The installation-quality multiplier
You can buy a million euros of Ex-certified equipment. If the installation is sloppy — wrong cable gland, missing stopping plug, broken equipotential bonding — the certification is void in practice and the area is not safe.
IEC 60079-14 is the installation discipline that turns certified equipment into a certified installation.
The 5 deliverables of a compliant Ex installation
- Area Classification Document (per IEC 60079-10-1/2) — already exists from upstream
- Equipment list with Ex marking compliance — each device matches its zone
- Installation drawings — including cable routing, segregation, bonding
- Ex Register — operational document for inspection regime
- IS Loop documentation — for every IS circuit, the calculation showing entity parameter compliance (Ui ≥ Uo, etc.)
These deliverables are auditable and required by ATEX 99/92/EC (workplace directive). Missing any of them = legal non-compliance.
Cable gland selection — the most common error
The cable gland on every entry point of every Ex enclosure must be certified for that protection method and that enclosure. Common mistakes :
Mistake 1 : Generic compression gland used on Ex d enclosure. Ex d requires a barrier gland (compound-filled) if the cable is “indirect entry” — i.e., the cable doesn’t go directly outdoors and could carry hot gases internally.

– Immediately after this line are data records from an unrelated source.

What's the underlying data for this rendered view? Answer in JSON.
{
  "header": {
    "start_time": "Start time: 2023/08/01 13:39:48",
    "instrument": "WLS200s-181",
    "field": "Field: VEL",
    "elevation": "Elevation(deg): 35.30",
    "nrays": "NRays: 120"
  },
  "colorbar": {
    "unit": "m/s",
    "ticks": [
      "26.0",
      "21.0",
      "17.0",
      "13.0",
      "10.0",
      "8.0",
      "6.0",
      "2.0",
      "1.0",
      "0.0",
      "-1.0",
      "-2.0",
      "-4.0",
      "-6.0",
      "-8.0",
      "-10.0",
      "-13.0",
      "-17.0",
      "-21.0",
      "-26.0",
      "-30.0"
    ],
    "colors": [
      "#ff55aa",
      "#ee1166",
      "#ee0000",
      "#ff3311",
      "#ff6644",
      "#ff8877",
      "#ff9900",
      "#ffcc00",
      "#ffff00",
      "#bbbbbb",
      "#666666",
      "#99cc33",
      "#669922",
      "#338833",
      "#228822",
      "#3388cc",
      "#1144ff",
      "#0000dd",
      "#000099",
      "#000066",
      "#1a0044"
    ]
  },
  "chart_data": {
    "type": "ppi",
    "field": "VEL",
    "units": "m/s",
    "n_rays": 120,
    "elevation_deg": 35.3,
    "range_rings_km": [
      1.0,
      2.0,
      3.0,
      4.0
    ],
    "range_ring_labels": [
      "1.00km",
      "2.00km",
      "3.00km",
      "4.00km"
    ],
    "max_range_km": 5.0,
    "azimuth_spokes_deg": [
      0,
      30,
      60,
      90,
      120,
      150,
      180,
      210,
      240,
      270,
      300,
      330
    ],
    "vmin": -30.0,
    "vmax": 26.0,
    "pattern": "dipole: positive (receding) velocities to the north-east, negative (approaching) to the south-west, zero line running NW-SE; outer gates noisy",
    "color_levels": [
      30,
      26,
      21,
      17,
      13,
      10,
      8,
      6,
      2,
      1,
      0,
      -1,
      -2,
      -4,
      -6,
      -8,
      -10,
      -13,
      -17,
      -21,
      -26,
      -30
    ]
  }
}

Mistake 2 : Stopping plug missing on unused entry. Every unused entry must be plugged with a certified stopping plug matching the enclosure protection method.

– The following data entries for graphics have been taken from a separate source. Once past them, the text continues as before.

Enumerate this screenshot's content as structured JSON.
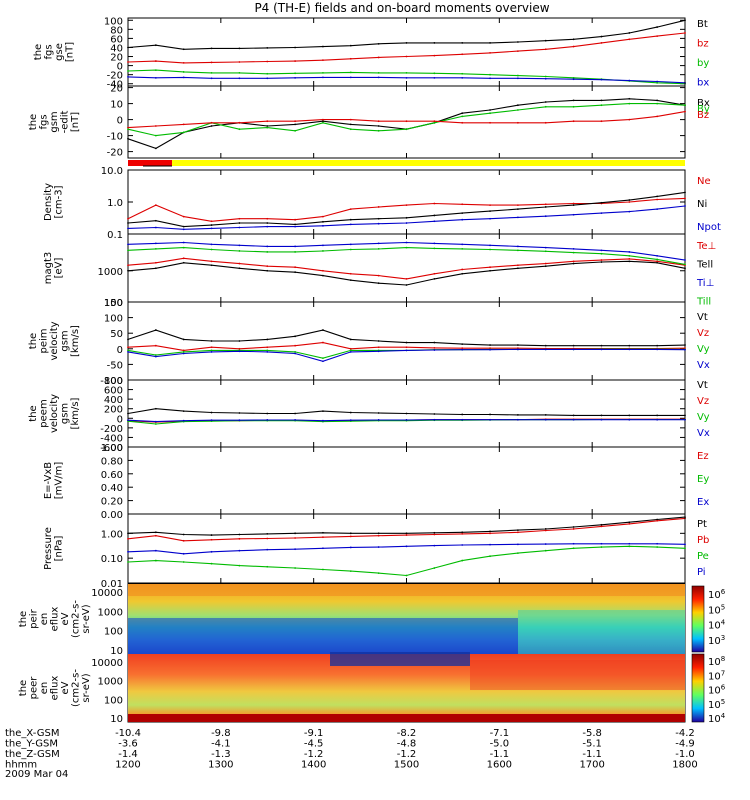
{
  "title": "P4 (TH-E) fields and on-board moments overview",
  "chart_data": [
    {
      "type": "line",
      "panel": "fgs_gse",
      "ylabel": [
        "the",
        "fgs",
        "gse",
        "[nT]"
      ],
      "yticks": [
        100,
        80,
        60,
        40,
        20,
        0,
        -20,
        -40
      ],
      "ylim": [
        -45,
        105
      ],
      "x": [
        12.0,
        12.3,
        12.6,
        12.9,
        13.2,
        13.5,
        13.8,
        14.1,
        14.4,
        14.7,
        15.0,
        15.3,
        15.6,
        15.9,
        16.2,
        16.5,
        16.8,
        17.1,
        17.4,
        17.7,
        18.0
      ],
      "series": [
        {
          "name": "Bt",
          "color": "#000000",
          "values": [
            40,
            45,
            36,
            38,
            38,
            39,
            40,
            42,
            44,
            48,
            50,
            50,
            50,
            50,
            52,
            55,
            58,
            64,
            72,
            85,
            100
          ]
        },
        {
          "name": "bz",
          "color": "#dd0000",
          "values": [
            8,
            10,
            6,
            7,
            8,
            9,
            10,
            12,
            15,
            18,
            20,
            22,
            25,
            28,
            32,
            36,
            42,
            50,
            58,
            65,
            72
          ]
        },
        {
          "name": "by",
          "color": "#00bb00",
          "values": [
            -12,
            -10,
            -14,
            -16,
            -16,
            -18,
            -17,
            -16,
            -15,
            -16,
            -16,
            -17,
            -18,
            -20,
            -22,
            -24,
            -27,
            -30,
            -34,
            -38,
            -40
          ]
        },
        {
          "name": "bx",
          "color": "#0000cc",
          "values": [
            -25,
            -27,
            -26,
            -28,
            -28,
            -28,
            -27,
            -26,
            -26,
            -26,
            -27,
            -27,
            -27,
            -28,
            -28,
            -29,
            -30,
            -31,
            -33,
            -35,
            -38
          ]
        }
      ]
    },
    {
      "type": "line",
      "panel": "fgs_gsm",
      "ylabel": [
        "the",
        "fgs",
        "gsm",
        "-edit",
        "[nT]"
      ],
      "yticks": [
        20,
        10,
        0,
        -10,
        -20
      ],
      "ylim": [
        -24,
        21
      ],
      "x": [
        12.0,
        12.3,
        12.6,
        12.9,
        13.2,
        13.5,
        13.8,
        14.1,
        14.4,
        14.7,
        15.0,
        15.3,
        15.6,
        15.9,
        16.2,
        16.5,
        16.8,
        17.1,
        17.4,
        17.7,
        18.0
      ],
      "series": [
        {
          "name": "Bx",
          "color": "#000000",
          "values": [
            -12,
            -18,
            -8,
            -4,
            -2,
            -4,
            -3,
            -1,
            -3,
            -4,
            -6,
            -2,
            4,
            6,
            9,
            11,
            12,
            12,
            13,
            12,
            9
          ]
        },
        {
          "name": "By",
          "color": "#00bb00",
          "values": [
            -6,
            -10,
            -8,
            -2,
            -6,
            -5,
            -7,
            -2,
            -6,
            -7,
            -6,
            -2,
            2,
            4,
            6,
            8,
            8,
            9,
            10,
            10,
            9
          ]
        },
        {
          "name": "Bz",
          "color": "#dd0000",
          "values": [
            -5,
            -4,
            -3,
            -2,
            -2,
            -1,
            -1,
            0,
            0,
            -1,
            -1,
            -1,
            -2,
            -2,
            -2,
            -2,
            -1,
            -1,
            0,
            2,
            5
          ]
        }
      ]
    },
    {
      "type": "line",
      "panel": "density",
      "scale": "log",
      "ylabel": [
        "Density",
        "[cm-3]"
      ],
      "yticks": [
        "10.0",
        "1.0",
        "0.1"
      ],
      "ylim": [
        0.1,
        10
      ],
      "x": [
        12.0,
        12.3,
        12.6,
        12.9,
        13.2,
        13.5,
        13.8,
        14.1,
        14.4,
        14.7,
        15.0,
        15.3,
        15.6,
        15.9,
        16.2,
        16.5,
        16.8,
        17.1,
        17.4,
        17.7,
        18.0
      ],
      "series": [
        {
          "name": "Ne",
          "color": "#dd0000",
          "values": [
            0.3,
            0.8,
            0.35,
            0.25,
            0.3,
            0.3,
            0.28,
            0.35,
            0.6,
            0.7,
            0.8,
            0.9,
            0.85,
            0.8,
            0.8,
            0.85,
            0.9,
            0.9,
            1.0,
            1.2,
            1.3
          ]
        },
        {
          "name": "Ni",
          "color": "#000000",
          "values": [
            0.22,
            0.26,
            0.17,
            0.19,
            0.22,
            0.22,
            0.2,
            0.24,
            0.28,
            0.3,
            0.32,
            0.38,
            0.45,
            0.52,
            0.6,
            0.7,
            0.8,
            0.95,
            1.15,
            1.5,
            2.0
          ]
        },
        {
          "name": "Npot",
          "color": "#0000cc",
          "values": [
            0.15,
            0.16,
            0.14,
            0.15,
            0.16,
            0.17,
            0.17,
            0.18,
            0.2,
            0.21,
            0.22,
            0.25,
            0.28,
            0.3,
            0.33,
            0.36,
            0.4,
            0.45,
            0.5,
            0.6,
            0.75
          ]
        }
      ]
    },
    {
      "type": "line",
      "panel": "temperature",
      "scale": "log",
      "ylabel": [
        "magt3",
        "[eV]"
      ],
      "yticks": [
        "1000",
        "100"
      ],
      "ylim": [
        100,
        15000
      ],
      "x": [
        12.0,
        12.3,
        12.6,
        12.9,
        13.2,
        13.5,
        13.8,
        14.1,
        14.4,
        14.7,
        15.0,
        15.3,
        15.6,
        15.9,
        16.2,
        16.5,
        16.8,
        17.1,
        17.4,
        17.7,
        18.0
      ],
      "series": [
        {
          "name": "Te⊥",
          "color": "#dd0000",
          "values": [
            1500,
            1800,
            2500,
            2000,
            1700,
            1400,
            1300,
            1000,
            800,
            700,
            550,
            800,
            1100,
            1300,
            1500,
            1700,
            2000,
            2200,
            2400,
            2000,
            1500
          ]
        },
        {
          "name": "Tell",
          "color": "#000000",
          "values": [
            1000,
            1200,
            1800,
            1500,
            1200,
            1000,
            900,
            700,
            500,
            400,
            350,
            550,
            800,
            1000,
            1200,
            1400,
            1700,
            1900,
            2000,
            1800,
            1200
          ]
        },
        {
          "name": "Ti⊥",
          "color": "#0000cc",
          "values": [
            7000,
            7500,
            8000,
            7000,
            6500,
            6000,
            6000,
            6500,
            7000,
            7500,
            8000,
            7500,
            7000,
            6500,
            6000,
            5500,
            5000,
            4500,
            4000,
            3000,
            2200
          ]
        },
        {
          "name": "Till",
          "color": "#00bb00",
          "values": [
            4500,
            5000,
            5500,
            4800,
            4300,
            4000,
            4000,
            4300,
            4800,
            5000,
            5500,
            5200,
            5000,
            4800,
            4500,
            4200,
            3800,
            3500,
            3000,
            2300,
            1600
          ]
        }
      ]
    },
    {
      "type": "line",
      "panel": "ion_velocity",
      "ylabel": [
        "the",
        "peim",
        "velocity",
        "gsm",
        "[km/s]"
      ],
      "yticks": [
        150,
        100,
        50,
        0,
        -50,
        -100
      ],
      "ylim": [
        -100,
        150
      ],
      "x": [
        12.0,
        12.3,
        12.6,
        12.9,
        13.2,
        13.5,
        13.8,
        14.1,
        14.4,
        14.7,
        15.0,
        15.3,
        15.6,
        15.9,
        16.2,
        16.5,
        16.8,
        17.1,
        17.4,
        17.7,
        18.0
      ],
      "series": [
        {
          "name": "Vt",
          "color": "#000000",
          "values": [
            30,
            60,
            30,
            25,
            25,
            30,
            40,
            60,
            30,
            25,
            20,
            20,
            15,
            12,
            12,
            10,
            10,
            10,
            10,
            10,
            12
          ]
        },
        {
          "name": "Vz",
          "color": "#dd0000",
          "values": [
            5,
            10,
            -5,
            5,
            0,
            5,
            10,
            20,
            0,
            5,
            5,
            3,
            2,
            2,
            2,
            1,
            1,
            1,
            1,
            1,
            2
          ]
        },
        {
          "name": "Vy",
          "color": "#00bb00",
          "values": [
            -5,
            -20,
            -10,
            -5,
            -5,
            -5,
            -10,
            -30,
            -5,
            -5,
            -5,
            -3,
            -3,
            -2,
            -2,
            -2,
            -2,
            -1,
            -1,
            -1,
            -2
          ]
        },
        {
          "name": "Vx",
          "color": "#0000cc",
          "values": [
            -10,
            -25,
            -15,
            -10,
            -8,
            -10,
            -15,
            -40,
            -10,
            -8,
            -5,
            -4,
            -3,
            -3,
            -2,
            -2,
            -2,
            -2,
            -2,
            -2,
            -3
          ]
        }
      ]
    },
    {
      "type": "line",
      "panel": "electron_velocity",
      "ylabel": [
        "the",
        "peem",
        "velocity",
        "gsm",
        "[km/s]"
      ],
      "yticks": [
        800,
        600,
        400,
        200,
        0,
        -200,
        -400,
        -600
      ],
      "ylim": [
        -600,
        800
      ],
      "x": [
        12.0,
        12.3,
        12.6,
        12.9,
        13.2,
        13.5,
        13.8,
        14.1,
        14.4,
        14.7,
        15.0,
        15.3,
        15.6,
        15.9,
        16.2,
        16.5,
        16.8,
        17.1,
        17.4,
        17.7,
        18.0
      ],
      "series": [
        {
          "name": "Vt",
          "color": "#000000",
          "values": [
            100,
            200,
            150,
            120,
            110,
            100,
            100,
            150,
            120,
            110,
            100,
            90,
            80,
            80,
            70,
            70,
            60,
            60,
            60,
            60,
            60
          ]
        },
        {
          "name": "Vz",
          "color": "#dd0000",
          "values": [
            -50,
            -80,
            -60,
            -50,
            -50,
            -40,
            -40,
            -60,
            -50,
            -40,
            -40,
            -30,
            -30,
            -30,
            -30,
            -20,
            -20,
            -20,
            -20,
            -20,
            -20
          ]
        },
        {
          "name": "Vy",
          "color": "#00bb00",
          "values": [
            -60,
            -120,
            -70,
            -60,
            -50,
            -50,
            -50,
            -70,
            -60,
            -50,
            -50,
            -40,
            -40,
            -35,
            -30,
            -30,
            -30,
            -25,
            -25,
            -25,
            -25
          ]
        },
        {
          "name": "Vx",
          "color": "#0000cc",
          "values": [
            -40,
            -70,
            -50,
            -40,
            -40,
            -35,
            -35,
            -50,
            -40,
            -35,
            -35,
            -30,
            -30,
            -30,
            -30,
            -30,
            -30,
            -30,
            -30,
            -30,
            -30
          ]
        }
      ]
    },
    {
      "type": "line",
      "panel": "efield",
      "ylabel": [
        "E=-VxB",
        "[mV/m]"
      ],
      "yticks": [
        "1.00",
        "0.80",
        "0.60",
        "0.40",
        "0.20",
        "0.00"
      ],
      "ylim": [
        0,
        1
      ],
      "series": [
        {
          "name": "Ez",
          "color": "#dd0000",
          "values": []
        },
        {
          "name": "Ey",
          "color": "#00bb00",
          "values": []
        },
        {
          "name": "Ex",
          "color": "#0000cc",
          "values": []
        }
      ]
    },
    {
      "type": "line",
      "panel": "pressure",
      "scale": "log",
      "ylabel": [
        "Pressure",
        "[nPa]"
      ],
      "yticks": [
        "1.00",
        "0.10",
        "0.01"
      ],
      "ylim": [
        0.01,
        6
      ],
      "x": [
        12.0,
        12.3,
        12.6,
        12.9,
        13.2,
        13.5,
        13.8,
        14.1,
        14.4,
        14.7,
        15.0,
        15.3,
        15.6,
        15.9,
        16.2,
        16.5,
        16.8,
        17.1,
        17.4,
        17.7,
        18.0
      ],
      "series": [
        {
          "name": "Pt",
          "color": "#000000",
          "values": [
            1.0,
            1.1,
            0.9,
            0.85,
            0.9,
            0.95,
            1.0,
            1.05,
            1.0,
            1.0,
            1.0,
            1.05,
            1.1,
            1.2,
            1.35,
            1.5,
            1.8,
            2.2,
            2.8,
            3.6,
            4.5
          ]
        },
        {
          "name": "Pb",
          "color": "#dd0000",
          "values": [
            0.6,
            0.8,
            0.5,
            0.55,
            0.6,
            0.62,
            0.65,
            0.7,
            0.75,
            0.8,
            0.85,
            0.9,
            0.95,
            1.0,
            1.1,
            1.3,
            1.5,
            1.9,
            2.4,
            3.2,
            4.0
          ]
        },
        {
          "name": "Pe",
          "color": "#00bb00",
          "values": [
            0.07,
            0.08,
            0.07,
            0.06,
            0.05,
            0.045,
            0.04,
            0.035,
            0.03,
            0.025,
            0.02,
            0.04,
            0.08,
            0.12,
            0.16,
            0.2,
            0.25,
            0.28,
            0.3,
            0.28,
            0.25
          ]
        },
        {
          "name": "Pi",
          "color": "#0000cc",
          "values": [
            0.18,
            0.2,
            0.15,
            0.18,
            0.2,
            0.22,
            0.23,
            0.25,
            0.27,
            0.28,
            0.3,
            0.32,
            0.34,
            0.35,
            0.36,
            0.37,
            0.38,
            0.38,
            0.38,
            0.38,
            0.36
          ]
        }
      ]
    },
    {
      "type": "heatmap",
      "panel": "ion_spectrogram",
      "ylabel": [
        "the",
        "peir",
        "en",
        "eflux",
        "eV",
        "(cm2-s-",
        "sr-eV)"
      ],
      "yticks": [
        "10000",
        "1000",
        "100",
        "10"
      ],
      "colorbar_labels": [
        "10^6",
        "10^5",
        "10^4",
        "10^3"
      ]
    },
    {
      "type": "heatmap",
      "panel": "electron_spectrogram",
      "ylabel": [
        "the",
        "peer",
        "en",
        "eflux",
        "eV",
        "(cm2-s-",
        "sr-eV)"
      ],
      "yticks": [
        "10000",
        "1000",
        "100",
        "10"
      ],
      "colorbar_labels": [
        "10^8",
        "10^7",
        "10^6",
        "10^5",
        "10^4"
      ]
    }
  ],
  "xaxis": {
    "rows": [
      {
        "label": "the_X-GSM",
        "values": [
          "-10.4",
          "-9.8",
          "-9.1",
          "-8.2",
          "-7.1",
          "-5.8",
          "-4.2"
        ]
      },
      {
        "label": "the_Y-GSM",
        "values": [
          "-3.6",
          "-4.1",
          "-4.5",
          "-4.8",
          "-5.0",
          "-5.1",
          "-4.9"
        ]
      },
      {
        "label": "the_Z-GSM",
        "values": [
          "-1.4",
          "-1.3",
          "-1.2",
          "-1.2",
          "-1.1",
          "-1.1",
          "-1.0"
        ]
      },
      {
        "label": "hhmm",
        "values": [
          "1200",
          "1300",
          "1400",
          "1500",
          "1600",
          "1700",
          "1800"
        ]
      }
    ],
    "date": "2009 Mar 04"
  }
}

Mistake 3 : Wrong size gland. Glands are sized to cable OD. A loose gland is not sealed properly. A too-tight gland damages the cable jacket. Both = compromised certification.
Mistake 4 : Gland not torqued to specification. Compression glands need specific torque values to seal correctly. Eyeballing is not sufficient.
IS loop documentation in practice
Every IS loop has a documentation file with :
Loop : PT-101 / Pressure indication on T-101
─────────────────────────────────────────────
Field device (Zone 1)
Manufacturer / Model : Endress+Hauser Cerabar M PMC51
Certificate : KEMA 14 ATEX 0123 X
Entity parameters : Ui = 30V Ii = 100mA Pi = 0.75W
Ci = 15 nF Li = 200 µH
Cable (in IS tray, blue jacket)
Type / Length : H05V2-K 2×1.5 mm² / 200 m
Capacitance contribution Cc : 200 m × 100 pF/m = 20 nF
Inductance contribution Lc : 200 m × 1 µH/m = 200 µH
Barrier / Isolator (in safe area cabinet C-101)
Manufacturer / Model : Pepperl+Fuchs KFD2-STC4-Ex1
Certificate : KEMA 13 ATEX 0456 X
Entity parameters : Uo = 26V Io = 80mA Po = 0.52W
Co = 240 nF Lo = 4 mH
VERIFICATION
Ui ≥ Uo : 30V ≥ 26V ✓
Ii ≥ Io : 100mA ≥ 80mA ✓
Pi ≥ Po : 0.75W ≥ 0.52W ✓
Ci + Cc ≤ Co : 15+20 = 35 nF ≤ 240 nF ✓
Li + Lc ≤ Lo : 0.2+0.2 = 0.4 mH ≤ 4 mH ✓
Conclusion : Loop is intrinsically safe per IEC 60079-25.
Designed by: [name] Date: [date]
Reviewed by: [name] Date: [date]
Every facility maintains hundreds to thousands of these IS loop documents in a controlled file system (often the MES or a dedicated Ex management software).
Equipotential bonding — invisible but critical
In hazardous areas, all metallic parts (process piping, structural steel, motor frames, control panels, cable trays) must be bonded together through a continuous low-resistance path. Reasons :
- Prevents static charge buildup (static spark = ignition source)
- Prevents stray currents from external faults running through the Ex area
- Provides reliable earthing for fault-current protection devices
Typical requirement : < 1 ohm resistance between any two bonded points. Verified by ohmmeter measurements during commissioning and periodic inspections.
Missing bonding strap on a single process flange in a Zone 1 area = legal non-conformity. Easy to miss visually, easy to catch with proper inspection regime.